Wednesday's plenary speaker was Peter Sorenson, Professor, Department of Fisheries, Wildlife and Conservation Biology, University of Minnesota, speaking about his research on invasive carp. All carp in Minnesota are non-native, with the common carp originating in Germany and the Asian carp from that continent. He told the history of carp in Minnesota, of the recent European immigrants in the 1880's missing the carp from their diets, petitioning the U.S. government to import the fish from Germany, which it eventually did. Carp are extremely fertile, and have no natural predators in adulthood as they grow larger than surrounding fish. Carp have turned lake ecosystems upside down, destroying native fish habitat by uprooting plants as they feed, and their waste adding excessive nutrients to the water, creating algae.
The US government made the same mistake 80 years later, bringing Asian carp to the US to battle non-native aquatic plants, again with a strong push from citizens. Unfortunately, the carp ate everything, leaving little for native fish.
So with Asian carp swimming up the Mississippi, Sorenson suggests several things; stop making mistakes with alien species, use the lock and dam systems to keep them out in the short term, and use that time to let science catch up with the problem and offer lasting solutions.
Luncheon speaker Craig Cox, Senior Vice President of the Environmental Working Group, presented Farming and Clean Water: Still Such a Long way to Go.

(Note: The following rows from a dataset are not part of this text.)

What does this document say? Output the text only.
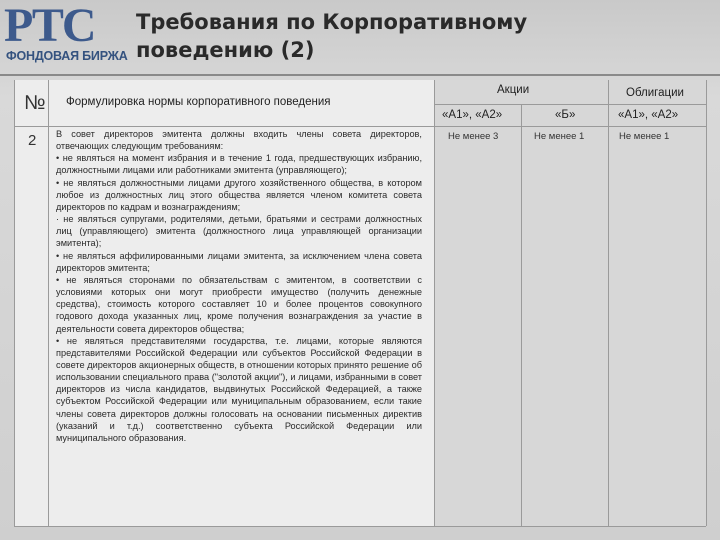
РТС
ФОНДОВАЯ БИРЖА
Требования по Корпоративному поведению (2)
№ Формулировка нормы корпоративного поведения
Акции	Облигации
«А1», «А2»	«Б»	«А1», «А2»
2 В совет директоров эмитента должны входить члены совета директоров, отвечающих следующим требованиям:

• не являться на момент избрания и в течение 1 года, предшествующих избранию, должностными лицами или работниками эмитента (управляющего);

• не являться должностными лицами другого хозяйственного общества, в котором любое из должностных лиц этого общества является членом комитета совета директоров по кадрам и вознаграждениям;

· не являться супругами, родителями, детьми, братьями и сестрами должностных лиц (управляющего) эмитента (должностного лица управляющей организации эмитента);

• не являться аффилированными лицами эмитента, за исключением члена совета директоров эмитента;

• не являться сторонами по обязательствам с эмитентом, в соответствии с условиями которых они могут приобрести имущество (получить денежные средства), стоимость которого составляет 10 и более процентов совокупного годового дохода указанных лиц, кроме получения вознаграждения за участие в деятельности совета директоров общества;

• не являться представителями государства, т.е. лицами, которые являются представителями Российской Федерации или субъектов Российской Федерации в совете директоров акционерных обществ, в отношении которых принято решение об использовании специального права ("золотой акции"), и лицами, избранными в совет директоров из числа кандидатов, выдвинутых Российской Федерацией, а также субъектом Российской Федерации или муниципальным образованием, если такие члены совета директоров должны голосовать на основании письменных директив (указаний и т.д.) соответственно субъекта Российской Федерации или муниципального образования.

Не менее 3	Не менее 1	Не менее 1
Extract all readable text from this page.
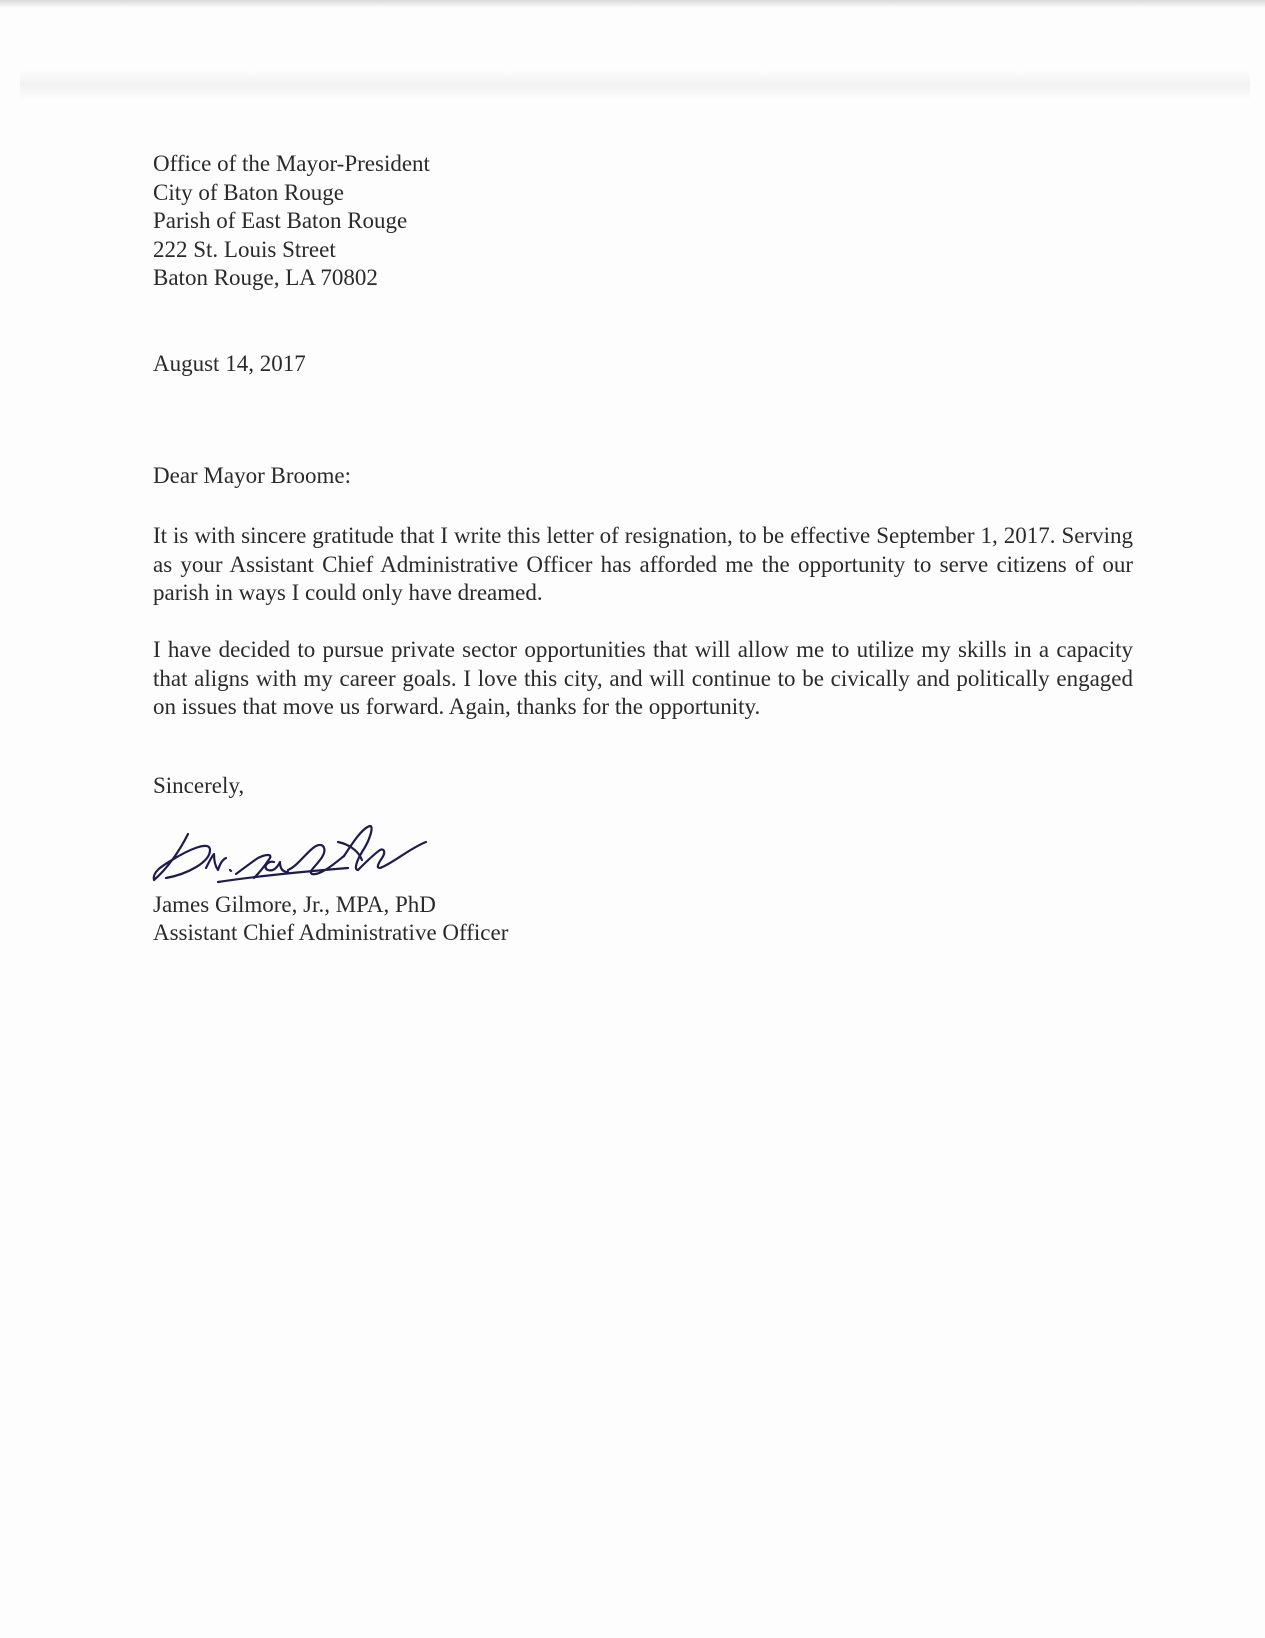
Office of the Mayor-President
City of Baton Rouge
Parish of East Baton Rouge
222 St. Louis Street
Baton Rouge, LA 70802

August 14, 2017

Dear Mayor Broome:

It is with sincere gratitude that I write this letter of resignation, to be effective September 1, 2017. Serving as your Assistant Chief Administrative Officer has afforded me the opportunity to serve citizens of our parish in ways I could only have dreamed.

I have decided to pursue private sector opportunities that will allow me to utilize my skills in a capacity that aligns with my career goals. I love this city, and will continue to be civically and politically engaged on issues that move us forward. Again, thanks for the opportunity.

Sincerely,

James Gilmore, Jr., MPA, PhD

Assistant Chief Administrative Officer
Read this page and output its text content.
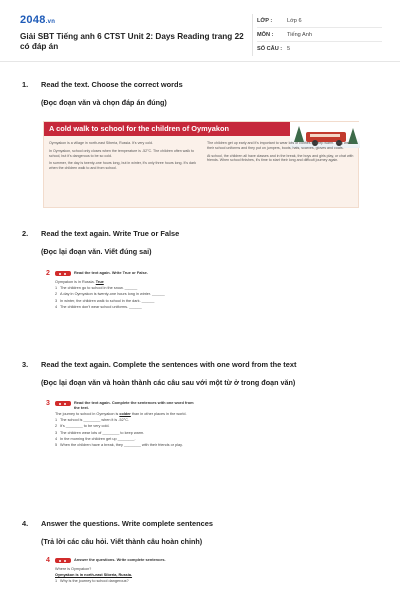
2048.vn
Giải SBT Tiếng anh 6 CTST Unit 2: Days Reading trang 22 có đáp án
LỚP :	Lớp 6
MÔN :	Tiếng Anh
SỐ CÂU : 5
1.	Read the text. Choose the correct words
(Đọc đoạn văn và chọn đáp án đúng)
A cold walk to school for the children of Oymyakon

Oymyakon is a village in north-east Siberia, Russia. It's very cold.

In Oymyakon, school only closes when the temperature is -52°C. The children often walk to school, but it's dangerous to be so cold.

In summer, the day is twenty-one hours long, but in winter, it's only three hours long. It's dark when the children walk to and from school.

The children get up early and it's important to wear lots of clothes to keep warm. They wear their school uniforms and they put on jumpers, boots, hats, scarves, gloves and coats.

At school, the children all have classes and in the break, the boys and girls play, or chat with friends. When school finishes, it's time to start their long and difficult journey again.

2.	Read the text again. Write True or False
(Đọc lại đoạn văn. Viết đúng sai)
2	Read the text again. Write True or False.
Oymyakon is in Russia. True
1 The children go to school in the snow. ______
2 A day in Oymyakon is twenty-one hours long in winter. ______
3 In winter, the children walk to school in the dark. ______
4 The children don't wear school uniforms. ______
3.	Read the text again. Complete the sentences with one word from the text
(Đọc lại đoạn văn và hoàn thành các câu sau với một từ ở trong đoạn văn)
3	Read the text again. Complete the sentences with one word from the text.
The journey to school in Oymyakon is colder than in other places in the world.
1 The school is ________ when it is -52°C.
2 It's ________ to be very cold.
3 The children wear lots of ________ to keep warm.
4 In the morning the children get up ________.
5 When the children have a break, they ________ with their friends or play.
4.	Answer the questions. Write complete sentences
(Trả lời các câu hỏi. Viết thành câu hoàn chỉnh)
4	Answer the questions. Write complete sentences.
Where is Oymyakon?
Oymyakon is in north-east Siberia, Russia.
1 Why is the journey to school dangerous?
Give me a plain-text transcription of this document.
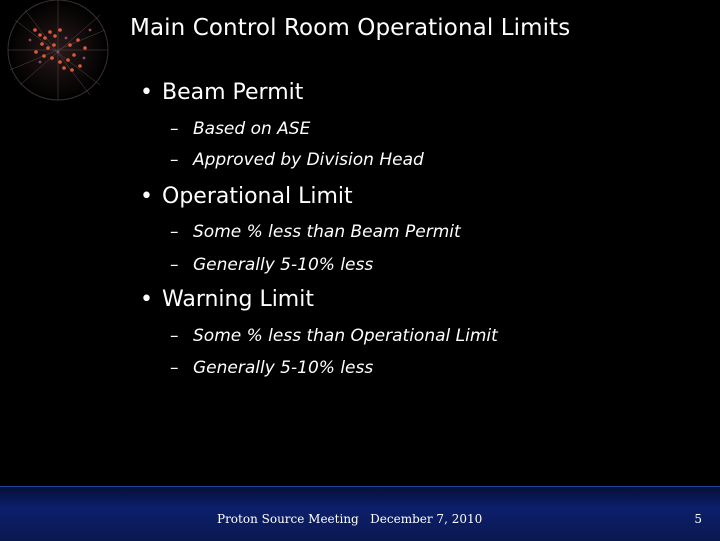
Main Control Room Operational Limits
• Beam Permit
– Based on ASE
– Approved by Division Head
• Operational Limit
– Some % less than Beam Permit
– Generally 5-10% less
• Warning Limit
– Some % less than Operational Limit
– Generally 5-10% less
Proton Source Meeting   December 7, 2010	5
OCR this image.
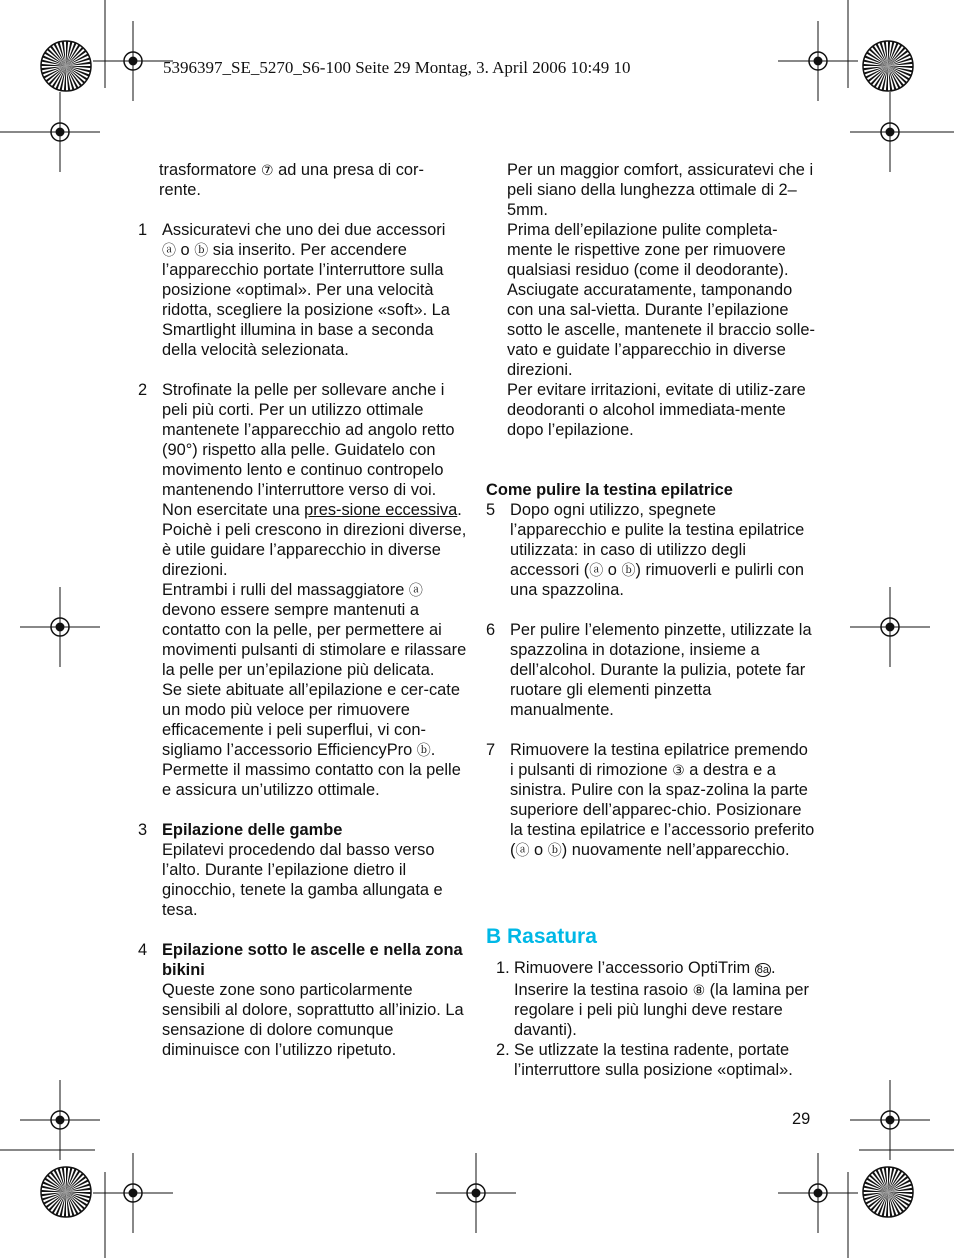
5396397_SE_5270_S6-100 Seite 29 Montag, 3. April 2006 10:49 10
trasformatore ⑦ ad una presa di cor-
rente.
1 Assicuratevi che uno dei due accessori
ⓐ o ⓑ sia inserito. Per accendere l’apparecchio portate l’interruttore sulla posizione «optimal». Per una velocità ridotta, scegliere la posizione «soft». La Smartlight illumina in base a seconda della velocità selezionata.
2 Strofinate la pelle per sollevare anche i peli più corti. Per un utilizzo ottimale mantenete l’apparecchio ad angolo retto (90°) rispetto alla pelle. Guidatelo con movimento lento e continuo contropelo mantenendo l’interruttore verso di voi. Non esercitate una pres-sione eccessiva.
Poichè i peli crescono in direzioni diverse, è utile guidare l’apparecchio in diverse direzioni.
Entrambi i rulli del massaggiatore ⓐ devono essere sempre mantenuti a contatto con la pelle, per permettere ai movimenti pulsanti di stimolare e rilassare la pelle per un’epilazione più delicata.
Se siete abituate all’epilazione e cer-cate un modo più veloce per rimuovere efficacemente i peli superflui, vi con-sigliamo l’accessorio EfficiencyPro ⓑ. Permette il massimo contatto con la pelle e assicura un’utilizzo ottimale.
3 Epilazione delle gambe
Epilatevi procedendo dal basso verso l’alto. Durante l’epilazione dietro il ginocchio, tenete la gamba allungata e tesa.
4 Epilazione sotto le ascelle e nella zona bikini
Queste zone sono particolarmente sensibili al dolore, soprattutto all’inizio. La sensazione di dolore comunque diminuisce con l’utilizzo ripetuto.
Per un maggior comfort, assicuratevi che i peli siano della lunghezza ottimale di 2–5mm.
Prima dell’epilazione pulite completa-mente le rispettive zone per rimuovere qualsiasi residuo (come il deodorante). Asciugate accuratamente, tamponando con una sal-vietta. Durante l’epilazione sotto le ascelle, mantenete il braccio solle-vato e guidate l’apparecchio in diverse direzioni.
Per evitare irritazioni, evitate di utiliz-zare deodoranti o alcohol immediata-mente dopo l’epilazione.
Come pulire la testina epilatrice
5 Dopo ogni utilizzo, spegnete l’apparecchio e pulite la testina epilatrice utilizzata: in caso di utilizzo degli accessori (ⓐ o ⓑ) rimuoverli e pulirli con una spazzolina.
6 Per pulire l’elemento pinzette, utilizzate la spazzolina in dotazione, insieme a dell’alcohol. Durante la pulizia, potete far ruotare gli elementi pinzetta manualmente.
7 Rimuovere la testina epilatrice premendo i pulsanti di rimozione ③ a destra e a sinistra. Pulire con la spaz-zolina la parte superiore dell’apparec-chio. Posizionare la testina epilatrice e l’accessorio preferito (ⓐ o ⓑ) nuovamente nell’apparecchio.
B Rasatura
1. Rimuovere l’accessorio OptiTrim 8a . Inserire la testina rasoio ⑧ (la lamina per regolare i peli più lunghi deve restare davanti).
2. Se utlizzate la testina radente, portate l’interruttore sulla posizione «optimal».
29
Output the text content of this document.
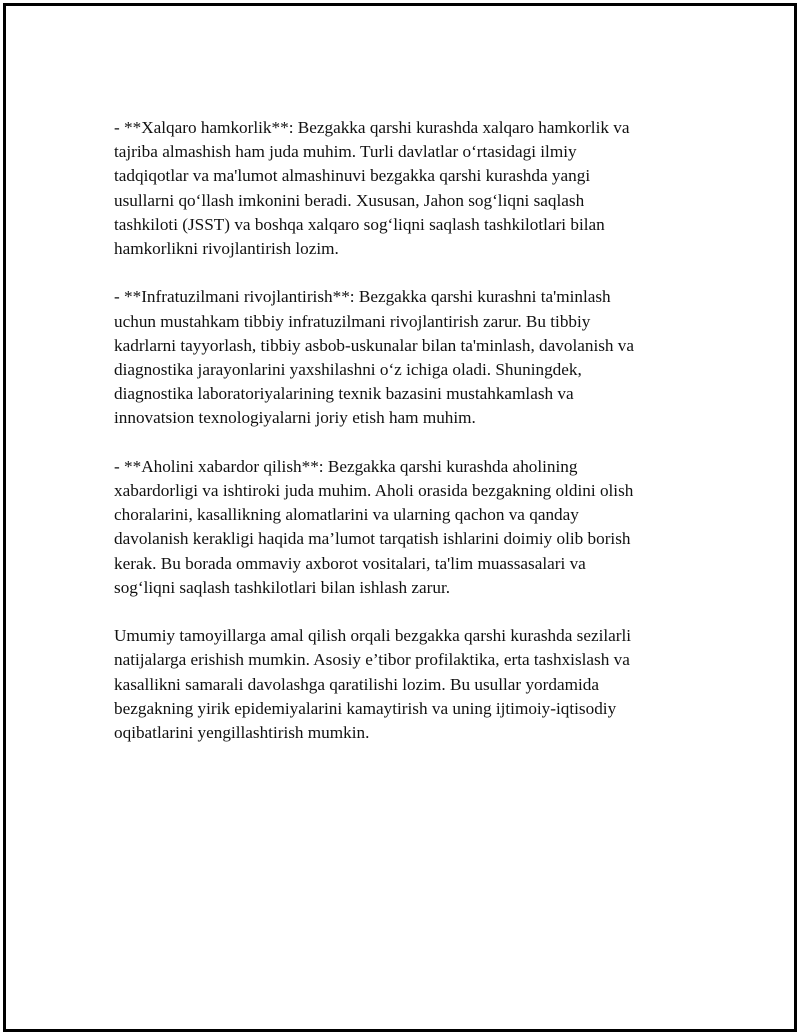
- **Xalqaro hamkorlik**: Bezgakka qarshi kurashda xalqaro hamkorlik va
tajriba almashish ham juda muhim. Turli davlatlar o‘rtasidagi ilmiy
tadqiqotlar va ma'lumot almashinuvi bezgakka qarshi kurashda yangi
usullarni qo‘llash imkonini beradi. Xususan, Jahon sog‘liqni saqlash
tashkiloti (JSST) va boshqa xalqaro sog‘liqni saqlash tashkilotlari bilan
hamkorlikni rivojlantirish lozim.
- **Infratuzilmani rivojlantirish**: Bezgakka qarshi kurashni ta'minlash
uchun mustahkam tibbiy infratuzilmani rivojlantirish zarur. Bu tibbiy
kadrlarni tayyorlash, tibbiy asbob-uskunalar bilan ta'minlash, davolanish va
diagnostika jarayonlarini yaxshilashni o‘z ichiga oladi. Shuningdek,
diagnostika laboratoriyalarining texnik bazasini mustahkamlash va
innovatsion texnologiyalarni joriy etish ham muhim.
- **Aholini xabardor qilish**: Bezgakka qarshi kurashda aholining
xabardorligi va ishtiroki juda muhim. Aholi orasida bezgakning oldini olish
choralarini, kasallikning alomatlarini va ularning qachon va qanday
davolanish kerakligi haqida ma’lumot tarqatish ishlarini doimiy olib borish
kerak. Bu borada ommaviy axborot vositalari, ta'lim muassasalari va
sog‘liqni saqlash tashkilotlari bilan ishlash zarur.
Umumiy tamoyillarga amal qilish orqali bezgakka qarshi kurashda sezilarli
natijalarga erishish mumkin. Asosiy e’tibor profilaktika, erta tashxislash va
kasallikni samarali davolashga qaratilishi lozim. Bu usullar yordamida
bezgakning yirik epidemiyalarini kamaytirish va uning ijtimoiy-iqtisodiy
oqibatlarini yengillashtirish mumkin.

Cox focused on what he called "vulnerable land," acres in production 3-4 months out of a year, lying dormant the rest of the year, losing soil and chemicals through runoff, exacerbated by the widespread use of drainage tile which efficiently funnels sediment and pollutants into our waterways.
Feasible solutions exist says Cox, so why are they not widely implemented? He pointed to weaknesses in the current volunteer program:
- Volunteers for the program tend to not be the people doing the most damage.
- Good work on individual farms doesn't add up to clean water at the watershed scale.
- Poor targeting of landscape
- Durability; do improvements on the landscape last? What happens when land is sold?
Cox stated that basic standards of care need to be enforced, focusing on farming practices that are damaging and easy to avoid. For example, prevent ephemeral gullies, which are a pipeline for phosphorous and other pollutants, add grassy buffers as a setback to fields. Also, manure application on frozen fields needs to stop, and bovine access to streams contributes to shoreland erosion. Cox stated that the content of the list of basic standards can be argued about, but a list is essential to action.
Conference planning committee co-chair Faye Sleeper was pleased with the conference presentations and the impact of social media features. "This year if felt as though there was a heightened energy at the conference, probably resulting from some of the new features as well as the high quality of the breakout sessions. We anticipate keeping many of the new features next year!"